Wer ohne Vertretungsmacht Wechsel für eine Gesellschaft unter Benutzung des Firmenstempels ausstellt oder akzeptiert, kann eine unechte Urkunde herstellen, auch wenn er mit seinem richtigen Namen unterzeichnet; auf eine Kenntnis des ersten Nehmers von der fehlenden Zeichnungsbefugnis kommt es bei umlauffähigen Wechseln nicht entscheidend an.

Vorinstanzen

Landgericht Gießen, 17. März 1961

Leitsatz

Ein Kommanditist, der ohne Handlungsvollmacht Wechsel für die Firma ausstellt oder akzeptiert, kann auch dann der Urkundenfälschung schuldig sein, wenn er unter Benutzung des Firmenstempels mit seinem richtigen Namen unterzeichnet.

Tenor

Auf die Revision des Angeklagten wird das Urteil des Landgerichts in Gießen vom 17. März 1961 im Falle der Verurteilung wegen Untreue in Tateinheit mit Urkundenfälschung sowie im gesamten Strafausspruch mit den Feststellungen aufgehoben.
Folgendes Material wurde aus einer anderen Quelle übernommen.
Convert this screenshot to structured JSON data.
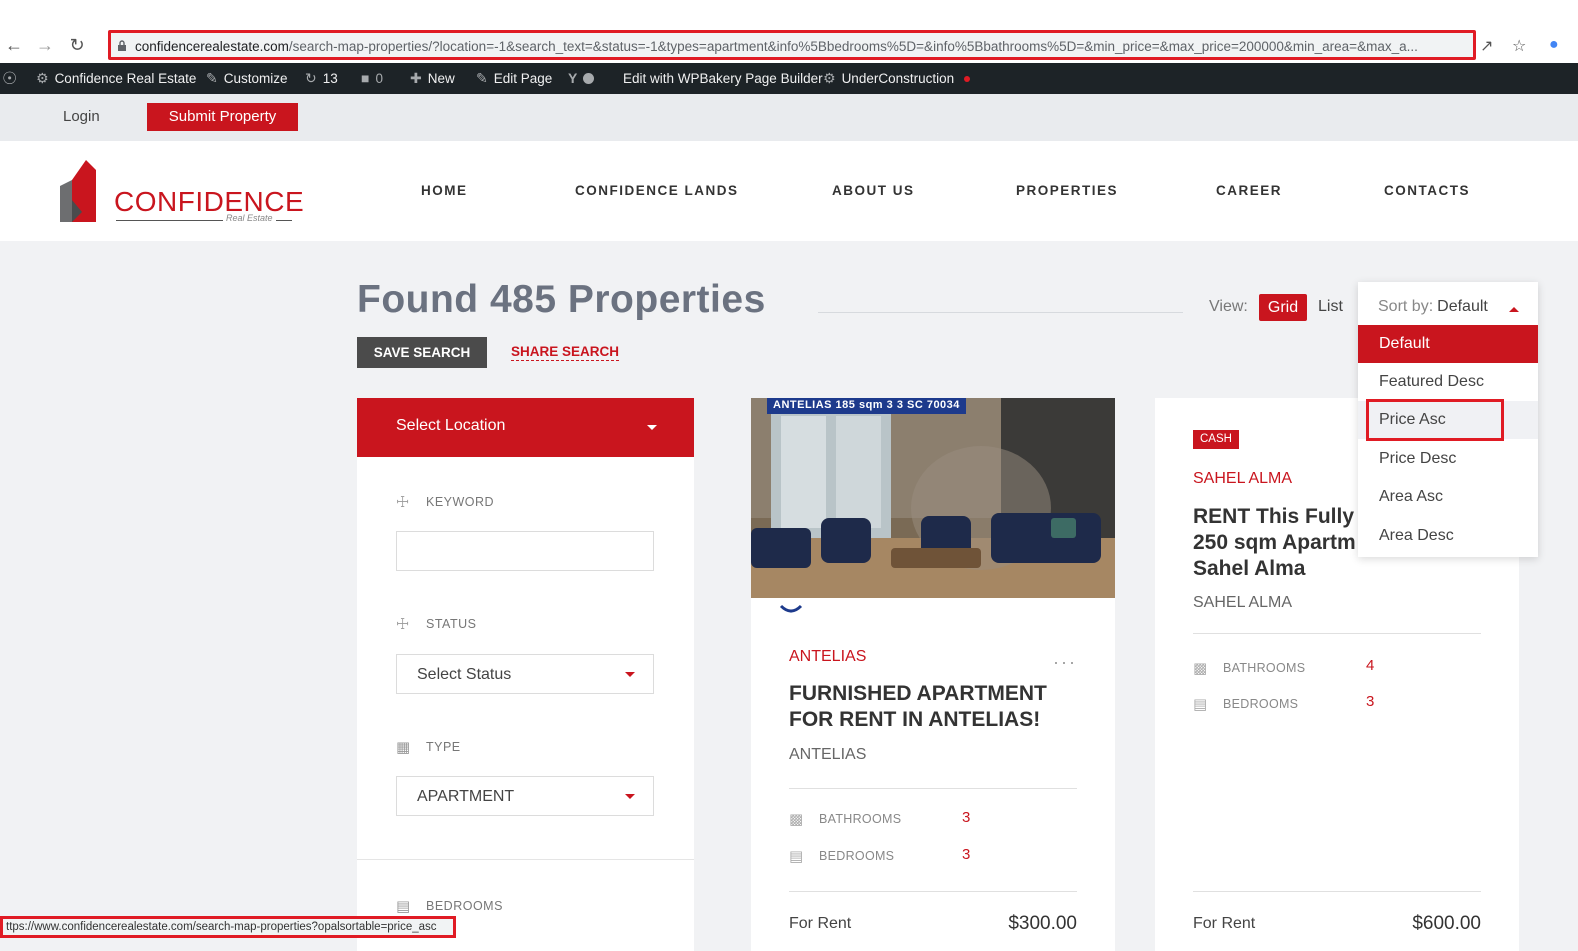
{
  "browser": {
    "url_domain": "confidencerealestate.com",
    "url_rest": "/search-map-properties/?location=-1&search_text=&status=-1&types=apartment&info%5Bbedrooms%5D=&info%5Bbathrooms%5D=&min_price=&max_price=200000&min_area=&max_a..."
  },
  "admin_bar": {
    "site_name": "Confidence Real Estate",
    "customize": "Customize",
    "updates": "13",
    "comments": "0",
    "new": "New",
    "edit_page": "Edit Page",
    "wpbakery": "Edit with WPBakery Page Builder",
    "under_construction": "UnderConstruction"
  },
  "top_strip": {
    "login": "Login",
    "submit_property": "Submit Property"
  },
  "logo": {
    "name": "CONFIDENCE",
    "tagline": "Real Estate"
  },
  "menu": [
    "HOME",
    "CONFIDENCE LANDS",
    "ABOUT US",
    "PROPERTIES",
    "CAREER",
    "CONTACTS"
  ],
  "results": {
    "title": "Found 485 Properties",
    "view_label": "View:",
    "grid": "Grid",
    "list": "List",
    "save_search": "SAVE SEARCH",
    "share_search": "SHARE SEARCH"
  },
  "sort": {
    "label": "Sort by:",
    "value": "Default",
    "options": [
      "Default",
      "Featured Desc",
      "Price Asc",
      "Price Desc",
      "Area Asc",
      "Area Desc"
    ]
  },
  "sidebar": {
    "select_location": "Select Location",
    "keyword_label": "KEYWORD",
    "keyword_value": "",
    "status_label": "STATUS",
    "status_value": "Select Status",
    "type_label": "TYPE",
    "type_value": "APARTMENT",
    "bedrooms_label": "BEDROOMS"
  },
  "cards": [
    {
      "img_strip": "ANTELIAS   185 sqm   3   3   SC 70034",
      "location": "ANTELIAS",
      "title": "FURNISHED APARTMENT FOR RENT IN ANTELIAS!",
      "sub": "ANTELIAS",
      "bathrooms_label": "BATHROOMS",
      "bathrooms": "3",
      "bedrooms_label": "BEDROOMS",
      "bedrooms": "3",
      "for_label": "For Rent",
      "price": "$300.00"
    },
    {
      "badge": "CASH",
      "location": "SAHEL ALMA",
      "title": "RENT This Fully 250 sqm Apartm Sahel Alma",
      "sub": "SAHEL ALMA",
      "bathrooms_label": "BATHROOMS",
      "bathrooms": "4",
      "bedrooms_label": "BEDROOMS",
      "bedrooms": "3",
      "for_label": "For Rent",
      "price": "$600.00"
    }
  ],
  "status_bar": {
    "text": "ttps://www.confidencerealestate.com/search-map-properties?opalsortable=price_asc"
  },
  "colors": {
    "brand_red": "#c9151e",
    "highlight_red": "#e01b24",
    "admin_bar": "#1d2327"
  }
}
In diesem Umfange wird die Sache zu neuer Verhandlung und Entscheidung, auch über die Kosten des Rechtsmittels, an das Landgericht zurückverwiesen.
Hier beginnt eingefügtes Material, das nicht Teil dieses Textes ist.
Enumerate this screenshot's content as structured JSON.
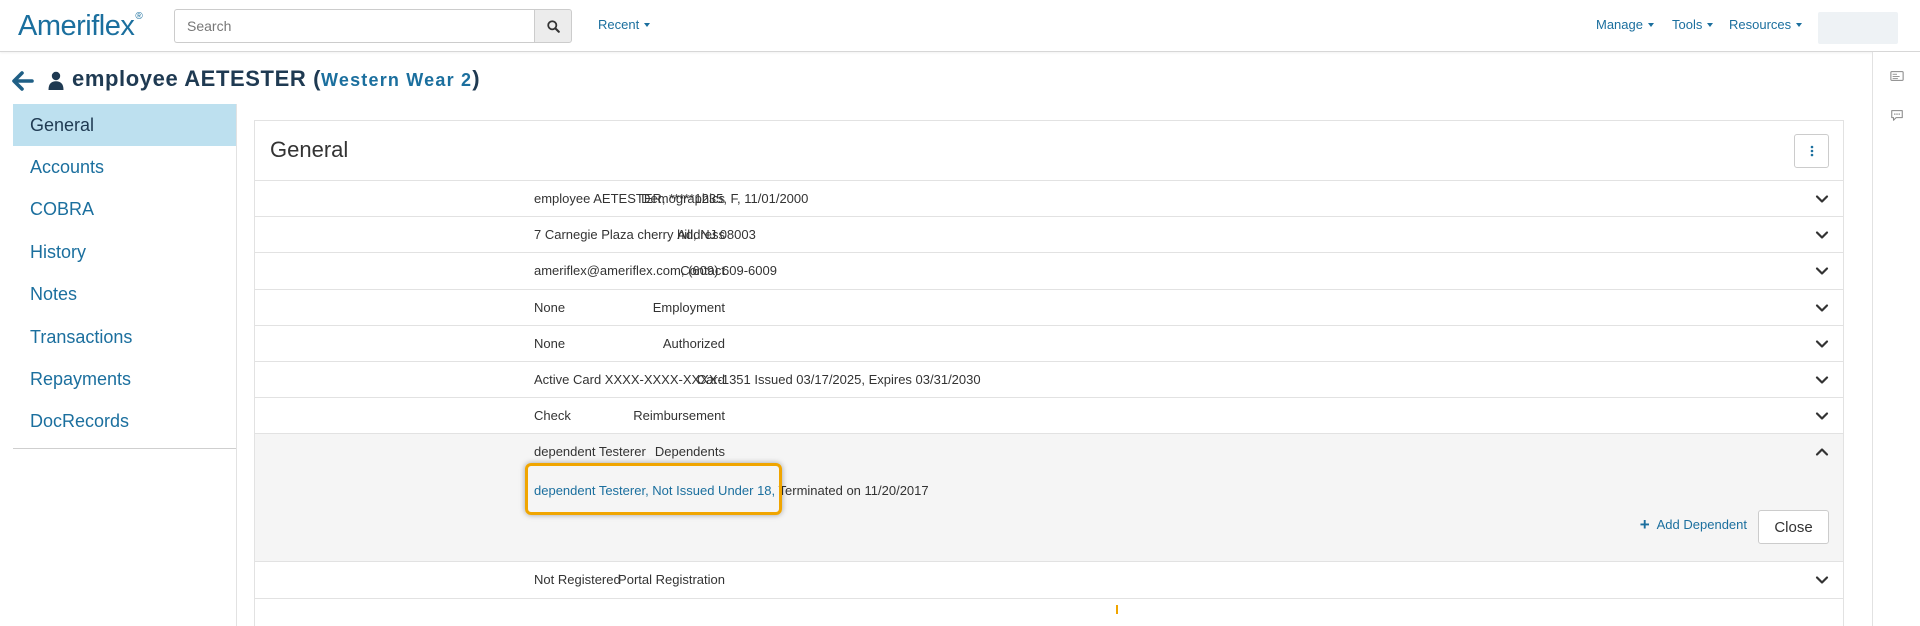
{
  "app": {
    "logo_text": "Ameriflex",
    "logo_mark": "®"
  },
  "search": {
    "placeholder": "Search"
  },
  "navbar": {
    "recent": "Recent",
    "manage": "Manage",
    "tools": "Tools",
    "resources": "Resources"
  },
  "header": {
    "title": "employee AETESTER",
    "open_paren": "(",
    "employer": "Western Wear 2",
    "close_paren": ")"
  },
  "sidebar": {
    "items": [
      {
        "label": "General",
        "active": true
      },
      {
        "label": "Accounts"
      },
      {
        "label": "COBRA"
      },
      {
        "label": "History"
      },
      {
        "label": "Notes"
      },
      {
        "label": "Transactions"
      },
      {
        "label": "Repayments"
      },
      {
        "label": "DocRecords"
      }
    ]
  },
  "panel": {
    "title": "General",
    "rows": [
      {
        "label": "Demographics",
        "value": "employee AETESTER, *****1235, F, 11/01/2000"
      },
      {
        "label": "Address",
        "value": "7 Carnegie Plaza cherry hill, NJ 08003"
      },
      {
        "label": "Contact",
        "value": "ameriflex@ameriflex.com, (609) 609-6009"
      },
      {
        "label": "Employment",
        "value": "None"
      },
      {
        "label": "Authorized",
        "value": "None"
      },
      {
        "label": "Card",
        "value": "Active Card XXXX-XXXX-XXXX-1351 Issued 03/17/2025, Expires 03/31/2030"
      },
      {
        "label": "Reimbursement",
        "value": "Check"
      }
    ],
    "dependents": {
      "label": "Dependents",
      "summary": "dependent Testerer",
      "link_text": "dependent Testerer, Not Issued Under 18,",
      "link_rest": " Terminated on 11/20/2017",
      "add_label": "Add Dependent",
      "close_label": "Close"
    },
    "portal": {
      "label": "Portal Registration",
      "value": "Not Registered"
    }
  },
  "colors": {
    "brand": "#1b6f9e",
    "active_nav": "#bde0ef",
    "highlight": "#f0a500"
  }
}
Die weitergehende Revision wird verworfen.

Gründe

Das Landgericht hat den Angeklagten wegen vorsätzlichen einfachen Bankrotts in zwei Fällen sowie wegen Untreue in Tateinheit mit Urkundenfälschung (§ 240 Abs. 1 Nr. 1 und 3 KO, §§ 266, 267, 73, 74 StGB) zu einer Gesamtgefängnisstrafe von neun Monaten und zu einer Geldstrafe von 500 DM verurteilt; die Vollstreckung der Freiheitsstrafe hat es zur Bewährung ausgesetzt.
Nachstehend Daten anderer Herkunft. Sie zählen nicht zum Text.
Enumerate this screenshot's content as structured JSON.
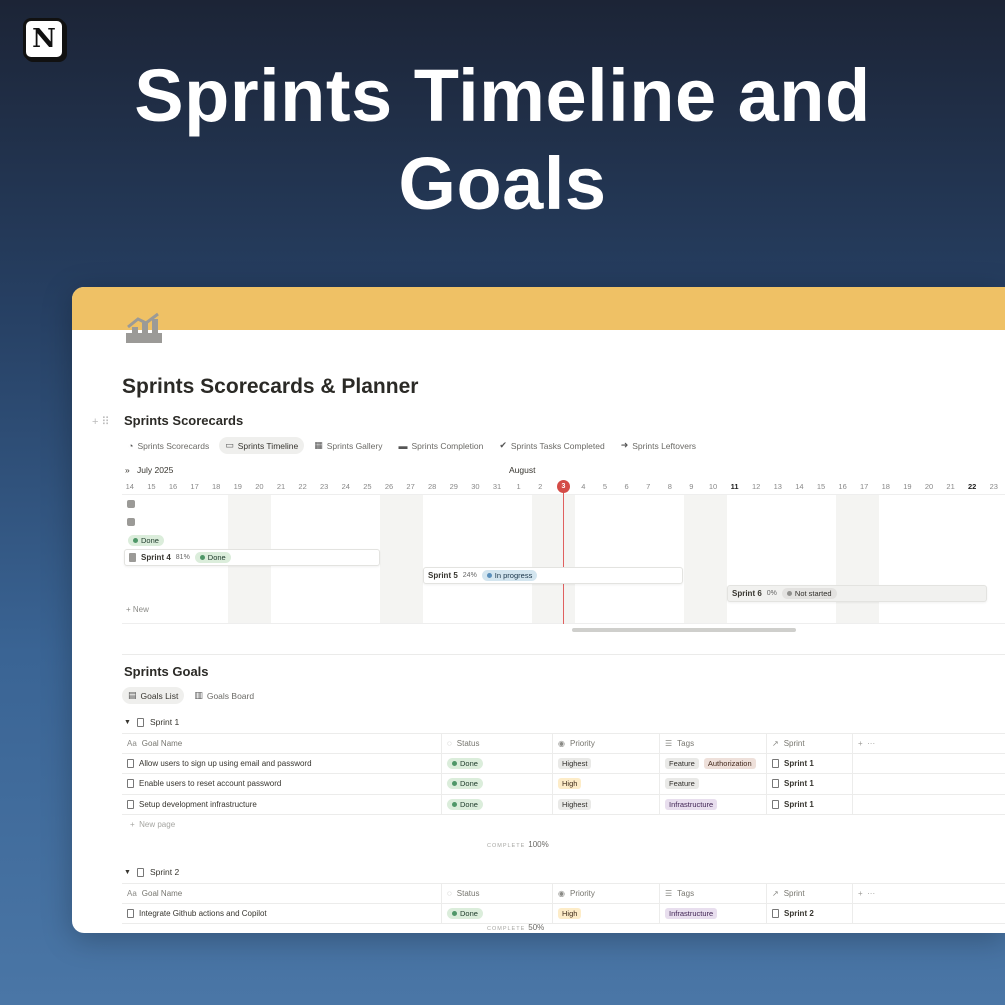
{
  "logo_letter": "N",
  "hero": {
    "line1": "Sprints Timeline and",
    "line2": "Goals"
  },
  "page": {
    "title": "Sprints Scorecards & Planner"
  },
  "scorecards": {
    "title": "Sprints Scorecards",
    "views": [
      {
        "label": "Sprints Scorecards",
        "icon": "scorecard-icon"
      },
      {
        "label": "Sprints Timeline",
        "icon": "timeline-icon"
      },
      {
        "label": "Sprints Gallery",
        "icon": "gallery-icon"
      },
      {
        "label": "Sprints Completion",
        "icon": "completion-icon"
      },
      {
        "label": "Sprints Tasks Completed",
        "icon": "check-circle-icon"
      },
      {
        "label": "Sprints Leftovers",
        "icon": "arrow-circle-icon"
      }
    ],
    "active_view": 1
  },
  "timeline": {
    "month_july": "July 2025",
    "month_august": "August",
    "days": [
      "14",
      "15",
      "16",
      "17",
      "18",
      "19",
      "20",
      "21",
      "22",
      "23",
      "24",
      "25",
      "26",
      "27",
      "28",
      "29",
      "30",
      "31",
      "1",
      "2",
      "3",
      "4",
      "5",
      "6",
      "7",
      "8",
      "9",
      "10",
      "11",
      "12",
      "13",
      "14",
      "15",
      "16",
      "17",
      "18",
      "19",
      "20",
      "21",
      "22",
      "23"
    ],
    "today": "3",
    "bars": [
      {
        "name": "",
        "pct": "",
        "status": "Done"
      },
      {
        "name": "Sprint 4",
        "pct": "81%",
        "status": "Done"
      },
      {
        "name": "Sprint 5",
        "pct": "24%",
        "status": "In progress"
      },
      {
        "name": "Sprint 6",
        "pct": "0%",
        "status": "Not started"
      }
    ],
    "new_label": "New"
  },
  "goals": {
    "title": "Sprints Goals",
    "views": [
      {
        "label": "Goals List",
        "icon": "list-icon"
      },
      {
        "label": "Goals Board",
        "icon": "board-icon"
      }
    ],
    "columns": [
      "Goal Name",
      "Status",
      "Priority",
      "Tags",
      "Sprint"
    ],
    "groups": [
      {
        "name": "Sprint 1",
        "rows": [
          {
            "goal": "Allow users to sign up using email and password",
            "status": "Done",
            "priority": "Highest",
            "tags": [
              "Feature",
              "Authorization"
            ],
            "sprint": "Sprint 1"
          },
          {
            "goal": "Enable users to reset account password",
            "status": "Done",
            "priority": "High",
            "tags": [
              "Feature"
            ],
            "sprint": "Sprint 1"
          },
          {
            "goal": "Setup development infrastructure",
            "status": "Done",
            "priority": "Highest",
            "tags": [
              "Infrastructure"
            ],
            "sprint": "Sprint 1"
          }
        ],
        "new_page": "New page",
        "complete_label": "COMPLETE",
        "complete_value": "100%"
      },
      {
        "name": "Sprint 2",
        "rows": [
          {
            "goal": "Integrate Github actions and Copilot",
            "status": "Done",
            "priority": "High",
            "tags": [
              "Infrastructure"
            ],
            "sprint": "Sprint 2"
          }
        ],
        "complete_label": "COMPLETE",
        "complete_value": "50%"
      }
    ]
  }
}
Mit seiner Revision rügt der Angeklagte die Verletzung von Verfahrensvorschriften und fehlerhafte Anwendung des sachlichen Rechts. Das Rechtsmittel hat teilweise Erfolg.

I. Verfahrensrechtlich:

a) Der Einwand der Revision, das erkennende Gericht sei nicht vorschriftsmäßig besetzt gewesen (§ 338 Nr. 1 StPO), ist unbegründet. Die dienstliche Erklärung des Landgerichtspräsidenten ergibt, dass nach dem Geschäftsverteilungsplan verfahren worden ist. Nach ihm wird ein verhinderter Richter, für den nicht ausdrücklich ein Vertreter bestimmt ist, durch die übrigen richterlichen Mitglieder des Landgerichts in der umgekehrten Reihenfolge ihres Dienstalters vertreten. Zufolge Verhinderung auch des dienstjüngsten Richters des Landgerichts war der zweitjüngste Richter, Landgerichtsrat ████, zur Mitwirkung in der Hauptverhandlung berufen.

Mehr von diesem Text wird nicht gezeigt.